Swedish statistician

Lars Lyberg (1 December 1944 – 9 March 2021) was a Swedish statistician, head of research and development at Statistics Sweden, the founding editor of the Journal of Official Statistics, and a Fellow of the Royal Statistical Society and American Statistical Association. His research focused on data quality, total survey error, and research in the multinational, multiregional, and multicultural contexts.

== Education and career ==
Lyberg received his PhD in statistics from the Stockholm University where he also taught in 2003–2009 and 2010–2015.

He began his career at Statistics Sweden in 1966 and later directed its research and development department until his retirement in 2010. During his tenure, he represented Sweden in the development of ISO Standard 20252 on Market, Opinion and Social Research.

In 1985, he founded the Journal of Official Statistics and served as editor-in-chief for 25 years.
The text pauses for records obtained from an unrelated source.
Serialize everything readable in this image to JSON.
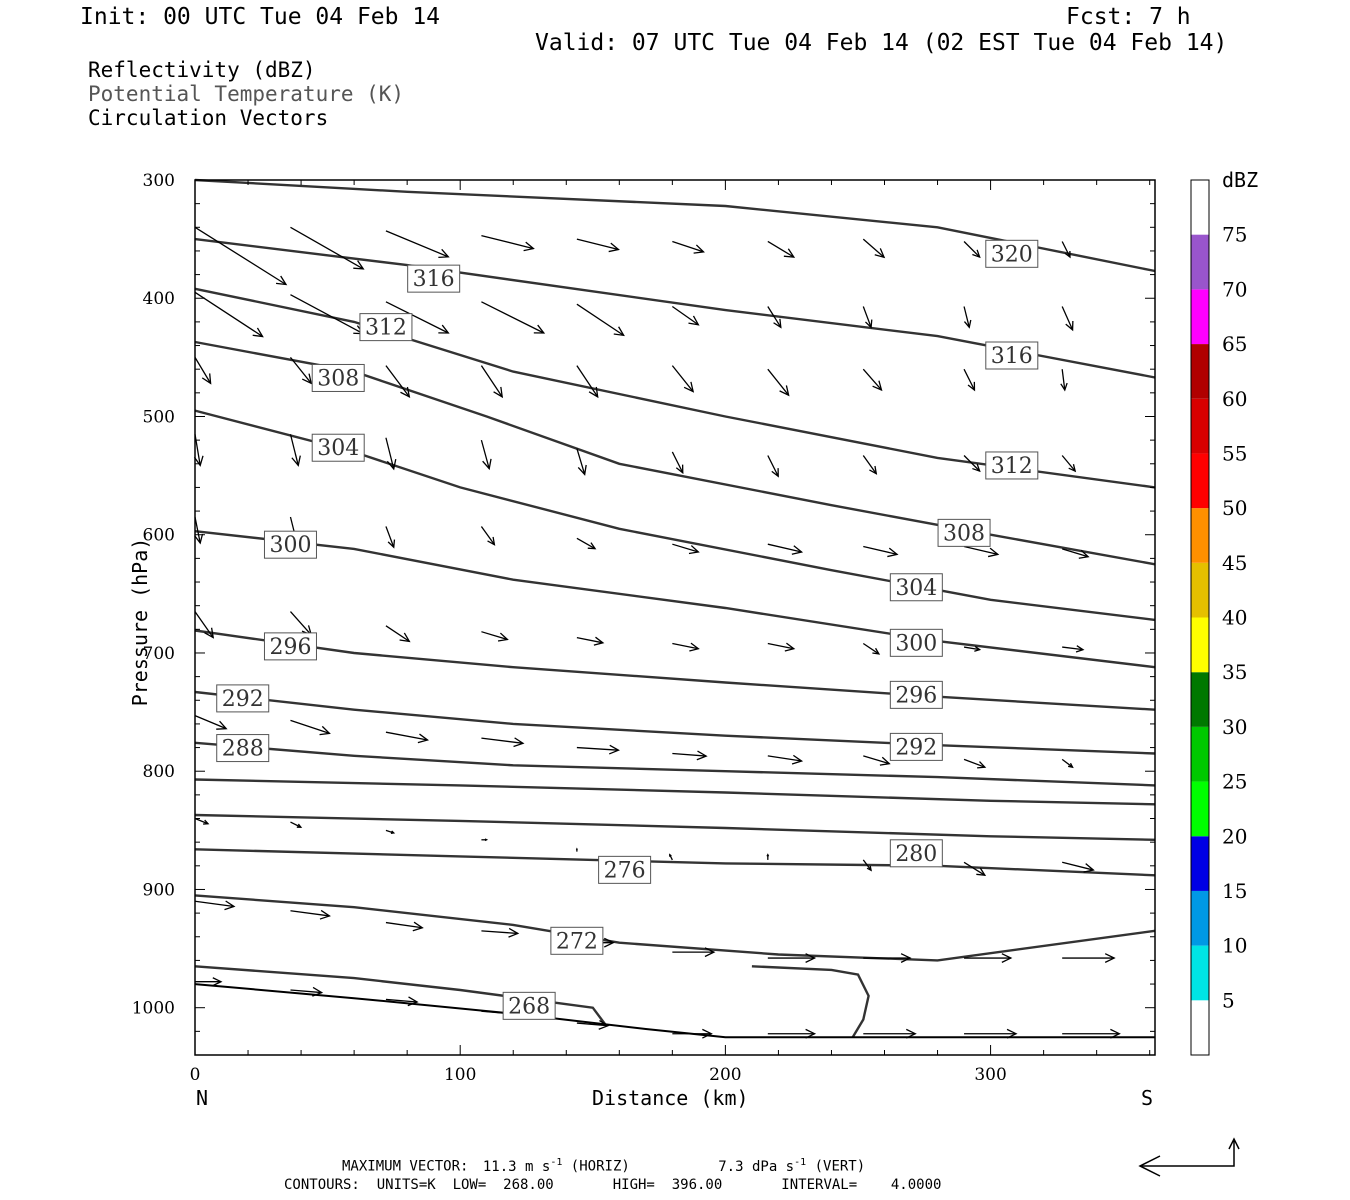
{
  "header": {
    "init": "Init: 00 UTC Tue 04 Feb 14",
    "fcst": "Fcst:    7 h",
    "valid": "Valid: 07 UTC Tue 04 Feb 14 (02 EST Tue 04 Feb 14)",
    "fields": [
      "Reflectivity (dBZ)",
      "Potential Temperature (K)",
      "Circulation Vectors"
    ]
  },
  "footer": {
    "maxvec_label": "MAXIMUM VECTOR:",
    "maxvec_horiz": "11.3 m s",
    "maxvec_horiz_sup": "-1",
    "maxvec_horiz_tail": "(HORIZ)",
    "maxvec_vert": "7.3 dPa s",
    "maxvec_vert_sup": "-1",
    "maxvec_vert_tail": "(VERT)",
    "contours": "CONTOURS:  UNITS=K  LOW=  268.00       HIGH=  396.00       INTERVAL=    4.0000"
  },
  "colors": {
    "contour": "#333333",
    "vector": "#000000",
    "scale": [
      "#00e5e5",
      "#0099e5",
      "#0000e5",
      "#00ff00",
      "#00c800",
      "#007800",
      "#ffff00",
      "#e5c000",
      "#ff9000",
      "#ff0000",
      "#d80000",
      "#b00000",
      "#ff00ff",
      "#9955cc"
    ]
  },
  "chart_data": {
    "type": "cross-section",
    "xlabel": "Distance (km)",
    "ylabel": "Pressure (hPa)",
    "xlim": [
      0,
      362
    ],
    "ylim": [
      300,
      1040
    ],
    "xticks": [
      0,
      100,
      200,
      300
    ],
    "yticks": [
      300,
      400,
      500,
      600,
      700,
      800,
      900,
      1000
    ],
    "left_end_label": "N",
    "right_end_label": "S",
    "colorbar": {
      "unit": "dBZ",
      "levels": [
        5,
        10,
        15,
        20,
        25,
        30,
        35,
        40,
        45,
        50,
        55,
        60,
        65,
        70,
        75
      ]
    },
    "isentropes": [
      {
        "theta": 320,
        "points": [
          [
            0,
            300
          ],
          [
            80,
            310
          ],
          [
            200,
            322
          ],
          [
            280,
            340
          ],
          [
            362,
            377
          ]
        ]
      },
      {
        "theta": 316,
        "points": [
          [
            0,
            350
          ],
          [
            80,
            372
          ],
          [
            200,
            410
          ],
          [
            280,
            432
          ],
          [
            362,
            467
          ]
        ]
      },
      {
        "theta": 312,
        "points": [
          [
            0,
            392
          ],
          [
            60,
            420
          ],
          [
            120,
            462
          ],
          [
            200,
            500
          ],
          [
            280,
            535
          ],
          [
            362,
            560
          ]
        ]
      },
      {
        "theta": 308,
        "points": [
          [
            0,
            437
          ],
          [
            60,
            462
          ],
          [
            110,
            500
          ],
          [
            160,
            540
          ],
          [
            240,
            575
          ],
          [
            300,
            600
          ],
          [
            362,
            625
          ]
        ]
      },
      {
        "theta": 304,
        "points": [
          [
            0,
            495
          ],
          [
            60,
            530
          ],
          [
            100,
            560
          ],
          [
            160,
            595
          ],
          [
            240,
            630
          ],
          [
            300,
            655
          ],
          [
            362,
            672
          ]
        ]
      },
      {
        "theta": 300,
        "points": [
          [
            0,
            597
          ],
          [
            60,
            612
          ],
          [
            120,
            638
          ],
          [
            200,
            662
          ],
          [
            280,
            690
          ],
          [
            362,
            712
          ]
        ]
      },
      {
        "theta": 296,
        "points": [
          [
            0,
            681
          ],
          [
            60,
            700
          ],
          [
            120,
            712
          ],
          [
            200,
            725
          ],
          [
            280,
            737
          ],
          [
            362,
            748
          ]
        ]
      },
      {
        "theta": 292,
        "points": [
          [
            0,
            733
          ],
          [
            60,
            748
          ],
          [
            120,
            760
          ],
          [
            200,
            770
          ],
          [
            280,
            778
          ],
          [
            362,
            785
          ]
        ]
      },
      {
        "theta": 288,
        "points": [
          [
            0,
            776
          ],
          [
            60,
            787
          ],
          [
            120,
            795
          ],
          [
            200,
            800
          ],
          [
            280,
            805
          ],
          [
            362,
            812
          ]
        ]
      },
      {
        "theta": 284,
        "points": [
          [
            0,
            807
          ],
          [
            100,
            812
          ],
          [
            200,
            818
          ],
          [
            300,
            825
          ],
          [
            362,
            828
          ]
        ]
      },
      {
        "theta": 280,
        "points": [
          [
            0,
            837
          ],
          [
            100,
            842
          ],
          [
            200,
            848
          ],
          [
            300,
            855
          ],
          [
            362,
            858
          ]
        ]
      },
      {
        "theta": 276,
        "points": [
          [
            0,
            866
          ],
          [
            100,
            872
          ],
          [
            150,
            875
          ],
          [
            200,
            878
          ],
          [
            280,
            880
          ],
          [
            362,
            888
          ]
        ]
      },
      {
        "theta": 272,
        "points": [
          [
            0,
            905
          ],
          [
            60,
            915
          ],
          [
            120,
            930
          ],
          [
            160,
            945
          ],
          [
            220,
            955
          ],
          [
            280,
            960
          ],
          [
            362,
            935
          ]
        ]
      },
      {
        "theta": 268,
        "points": [
          [
            0,
            965
          ],
          [
            60,
            975
          ],
          [
            100,
            985
          ],
          [
            150,
            1000
          ],
          [
            155,
            1015
          ]
        ]
      }
    ],
    "contour_labels": [
      {
        "text": "320",
        "x": 308,
        "p": 362
      },
      {
        "text": "316",
        "x": 90,
        "p": 383
      },
      {
        "text": "316",
        "x": 308,
        "p": 448
      },
      {
        "text": "312",
        "x": 72,
        "p": 424
      },
      {
        "text": "312",
        "x": 308,
        "p": 541
      },
      {
        "text": "308",
        "x": 54,
        "p": 467
      },
      {
        "text": "308",
        "x": 290,
        "p": 598
      },
      {
        "text": "304",
        "x": 54,
        "p": 526
      },
      {
        "text": "304",
        "x": 272,
        "p": 644
      },
      {
        "text": "300",
        "x": 36,
        "p": 608
      },
      {
        "text": "300",
        "x": 272,
        "p": 691
      },
      {
        "text": "296",
        "x": 36,
        "p": 694
      },
      {
        "text": "296",
        "x": 272,
        "p": 735
      },
      {
        "text": "292",
        "x": 18,
        "p": 738
      },
      {
        "text": "292",
        "x": 272,
        "p": 779
      },
      {
        "text": "288",
        "x": 18,
        "p": 780
      },
      {
        "text": "280",
        "x": 272,
        "p": 869
      },
      {
        "text": "276",
        "x": 162,
        "p": 883
      },
      {
        "text": "272",
        "x": 144,
        "p": 943
      },
      {
        "text": "268",
        "x": 126,
        "p": 998
      }
    ],
    "frontal_contour": [
      [
        210,
        965
      ],
      [
        240,
        968
      ],
      [
        250,
        972
      ],
      [
        254,
        990
      ],
      [
        252,
        1010
      ],
      [
        248,
        1025
      ]
    ],
    "surface_line": [
      [
        0,
        980
      ],
      [
        60,
        992
      ],
      [
        120,
        1005
      ],
      [
        170,
        1018
      ],
      [
        200,
        1025
      ],
      [
        362,
        1025
      ]
    ],
    "vectors": [
      {
        "x": 0,
        "p": 340,
        "u": 35,
        "v": 22
      },
      {
        "x": 36,
        "p": 340,
        "u": 28,
        "v": 16
      },
      {
        "x": 72,
        "p": 343,
        "u": 24,
        "v": 10
      },
      {
        "x": 108,
        "p": 347,
        "u": 20,
        "v": 5
      },
      {
        "x": 144,
        "p": 350,
        "u": 16,
        "v": 4
      },
      {
        "x": 180,
        "p": 352,
        "u": 12,
        "v": 4
      },
      {
        "x": 216,
        "p": 352,
        "u": 10,
        "v": 6
      },
      {
        "x": 252,
        "p": 350,
        "u": 8,
        "v": 7
      },
      {
        "x": 290,
        "p": 352,
        "u": 6,
        "v": 6
      },
      {
        "x": 327,
        "p": 352,
        "u": 3,
        "v": 6
      },
      {
        "x": 0,
        "p": 395,
        "u": 26,
        "v": 17
      },
      {
        "x": 36,
        "p": 397,
        "u": 28,
        "v": 15
      },
      {
        "x": 72,
        "p": 403,
        "u": 24,
        "v": 12
      },
      {
        "x": 108,
        "p": 403,
        "u": 24,
        "v": 12
      },
      {
        "x": 144,
        "p": 405,
        "u": 18,
        "v": 12
      },
      {
        "x": 180,
        "p": 407,
        "u": 10,
        "v": 7
      },
      {
        "x": 216,
        "p": 407,
        "u": 5,
        "v": 8
      },
      {
        "x": 252,
        "p": 407,
        "u": 3,
        "v": 8
      },
      {
        "x": 290,
        "p": 407,
        "u": 2,
        "v": 8
      },
      {
        "x": 327,
        "p": 407,
        "u": 4,
        "v": 9
      },
      {
        "x": 0,
        "p": 450,
        "u": 6,
        "v": 10
      },
      {
        "x": 36,
        "p": 450,
        "u": 8,
        "v": 10
      },
      {
        "x": 72,
        "p": 457,
        "u": 9,
        "v": 12
      },
      {
        "x": 108,
        "p": 457,
        "u": 8,
        "v": 12
      },
      {
        "x": 144,
        "p": 457,
        "u": 8,
        "v": 12
      },
      {
        "x": 180,
        "p": 457,
        "u": 8,
        "v": 10
      },
      {
        "x": 216,
        "p": 460,
        "u": 8,
        "v": 10
      },
      {
        "x": 252,
        "p": 460,
        "u": 7,
        "v": 8
      },
      {
        "x": 290,
        "p": 460,
        "u": 4,
        "v": 8
      },
      {
        "x": 327,
        "p": 460,
        "u": 1,
        "v": 8
      },
      {
        "x": 0,
        "p": 515,
        "u": 2,
        "v": 12
      },
      {
        "x": 36,
        "p": 515,
        "u": 3,
        "v": 12
      },
      {
        "x": 72,
        "p": 518,
        "u": 3,
        "v": 12
      },
      {
        "x": 108,
        "p": 520,
        "u": 3,
        "v": 11
      },
      {
        "x": 144,
        "p": 527,
        "u": 3,
        "v": 10
      },
      {
        "x": 180,
        "p": 530,
        "u": 4,
        "v": 8
      },
      {
        "x": 216,
        "p": 533,
        "u": 4,
        "v": 8
      },
      {
        "x": 252,
        "p": 533,
        "u": 5,
        "v": 7
      },
      {
        "x": 290,
        "p": 533,
        "u": 6,
        "v": 6
      },
      {
        "x": 327,
        "p": 533,
        "u": 5,
        "v": 6
      },
      {
        "x": 0,
        "p": 585,
        "u": 2,
        "v": 10
      },
      {
        "x": 36,
        "p": 585,
        "u": 3,
        "v": 12
      },
      {
        "x": 72,
        "p": 593,
        "u": 3,
        "v": 8
      },
      {
        "x": 108,
        "p": 593,
        "u": 5,
        "v": 7
      },
      {
        "x": 144,
        "p": 603,
        "u": 7,
        "v": 4
      },
      {
        "x": 180,
        "p": 608,
        "u": 10,
        "v": 3
      },
      {
        "x": 216,
        "p": 608,
        "u": 13,
        "v": 3
      },
      {
        "x": 252,
        "p": 610,
        "u": 13,
        "v": 3
      },
      {
        "x": 290,
        "p": 610,
        "u": 13,
        "v": 3
      },
      {
        "x": 327,
        "p": 612,
        "u": 10,
        "v": 3
      },
      {
        "x": 0,
        "p": 665,
        "u": 7,
        "v": 10
      },
      {
        "x": 36,
        "p": 665,
        "u": 8,
        "v": 9
      },
      {
        "x": 72,
        "p": 677,
        "u": 9,
        "v": 6
      },
      {
        "x": 108,
        "p": 682,
        "u": 10,
        "v": 3
      },
      {
        "x": 144,
        "p": 687,
        "u": 10,
        "v": 2
      },
      {
        "x": 180,
        "p": 692,
        "u": 10,
        "v": 2
      },
      {
        "x": 216,
        "p": 692,
        "u": 10,
        "v": 2
      },
      {
        "x": 252,
        "p": 692,
        "u": 6,
        "v": 4
      },
      {
        "x": 290,
        "p": 695,
        "u": 6,
        "v": 1
      },
      {
        "x": 327,
        "p": 695,
        "u": 8,
        "v": 1
      },
      {
        "x": 0,
        "p": 753,
        "u": 12,
        "v": 5
      },
      {
        "x": 36,
        "p": 757,
        "u": 15,
        "v": 5
      },
      {
        "x": 72,
        "p": 767,
        "u": 16,
        "v": 3
      },
      {
        "x": 108,
        "p": 772,
        "u": 16,
        "v": 2
      },
      {
        "x": 144,
        "p": 780,
        "u": 16,
        "v": 1
      },
      {
        "x": 180,
        "p": 785,
        "u": 13,
        "v": 1
      },
      {
        "x": 216,
        "p": 787,
        "u": 13,
        "v": 2
      },
      {
        "x": 252,
        "p": 787,
        "u": 10,
        "v": 3
      },
      {
        "x": 290,
        "p": 790,
        "u": 8,
        "v": 3
      },
      {
        "x": 327,
        "p": 790,
        "u": 4,
        "v": 3
      },
      {
        "x": 0,
        "p": 840,
        "u": 5,
        "v": 2
      },
      {
        "x": 36,
        "p": 843,
        "u": 4,
        "v": 2
      },
      {
        "x": 72,
        "p": 850,
        "u": 3,
        "v": 1
      },
      {
        "x": 108,
        "p": 858,
        "u": 2,
        "v": 0
      },
      {
        "x": 144,
        "p": 868,
        "u": 0,
        "v": -1
      },
      {
        "x": 180,
        "p": 875,
        "u": -1,
        "v": -2
      },
      {
        "x": 216,
        "p": 875,
        "u": 0,
        "v": -2
      },
      {
        "x": 252,
        "p": 875,
        "u": 3,
        "v": 4
      },
      {
        "x": 290,
        "p": 877,
        "u": 8,
        "v": 5
      },
      {
        "x": 327,
        "p": 877,
        "u": 12,
        "v": 3
      },
      {
        "x": 0,
        "p": 910,
        "u": 15,
        "v": 2
      },
      {
        "x": 36,
        "p": 918,
        "u": 15,
        "v": 2
      },
      {
        "x": 72,
        "p": 928,
        "u": 14,
        "v": 2
      },
      {
        "x": 108,
        "p": 935,
        "u": 14,
        "v": 1
      },
      {
        "x": 144,
        "p": 945,
        "u": 14,
        "v": 0
      },
      {
        "x": 180,
        "p": 953,
        "u": 16,
        "v": 0
      },
      {
        "x": 216,
        "p": 958,
        "u": 18,
        "v": 0
      },
      {
        "x": 252,
        "p": 958,
        "u": 18,
        "v": 0
      },
      {
        "x": 290,
        "p": 958,
        "u": 18,
        "v": 0
      },
      {
        "x": 327,
        "p": 958,
        "u": 20,
        "v": 0
      },
      {
        "x": 0,
        "p": 978,
        "u": 10,
        "v": 0
      },
      {
        "x": 36,
        "p": 985,
        "u": 12,
        "v": 1
      },
      {
        "x": 72,
        "p": 993,
        "u": 12,
        "v": 1
      },
      {
        "x": 108,
        "p": 1003,
        "u": 12,
        "v": 1
      },
      {
        "x": 144,
        "p": 1013,
        "u": 12,
        "v": 1
      },
      {
        "x": 180,
        "p": 1022,
        "u": 15,
        "v": 0
      },
      {
        "x": 216,
        "p": 1022,
        "u": 18,
        "v": 0
      },
      {
        "x": 252,
        "p": 1022,
        "u": 20,
        "v": 0
      },
      {
        "x": 290,
        "p": 1022,
        "u": 20,
        "v": 0
      },
      {
        "x": 327,
        "p": 1022,
        "u": 22,
        "v": 0
      }
    ]
  }
}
He published numerous articles, books, conference volumes, and task force reports, most notably: Total Survey Error: Past, Present, and Future, Telephone Survey Methodology, Measurement Errors in Surveys, Survey Measurement and Process Quality, Introduction to Survey Quality, Survey Methods in Multicultural, Multinational, and Multiregional Contexts, Survey Error in Practice, AAPOR/WAPOR Task Force Report on Comparative Surveys, and Big Data Meets Survey Science, and posthumously the Handbook of Computational Social Science and Improving the Measurement of Poverty and Social Exclusion in Europe: Reducing non-sampling errors.

== Personal life ==
He was married to Lilli Japec, a senior statistician at Statistics Sweden, and had two adopted sons from his first marriage.

Known by his nickname "Lasse", he enjoyed American baseball, Southern cuisine, and vacationing in Florida. He was also a football (soccer) fan and coach. At the 20th anniversary of the Journal of Official Statistics, Edith de Leeuw and approximately 50 statisticians presented him with a spoof titled the "Journal of Obnoxious Statistics (JOBS)".

== Awards and recognition ==
Lyberg was an elected member of the International Statistical Institute and a Fellow of the Royal Statistical Society. In 1993, he was elected as a Fellow of the American Statistical Association.

In 2012, the International Association of Survey Statisticians (IASS) recognized him with the Waksberg Award for his contributions in the area of survey quality. In 2013, he was awarded the Helen Dinerman Award from the World Association for Public Research. The American Association for Public Opinion Research honored him in 2018 with the Award for Exceptionally Distinguished Achievement. In recognition of his achievements in statistics for societal benefit, the Swedish Statistical Association named him 2019 statistician of the year.

A virtual memorial was held at the 2021 Joint Statistical Meeting where Lyberg was remembered for his scholarship, humility, and sense of humor. Since 2021, Demoskop has held The Lyberg Conference annually in Sweden with a YouTube live stream, covering topics concerning data collection, quality, and innovations.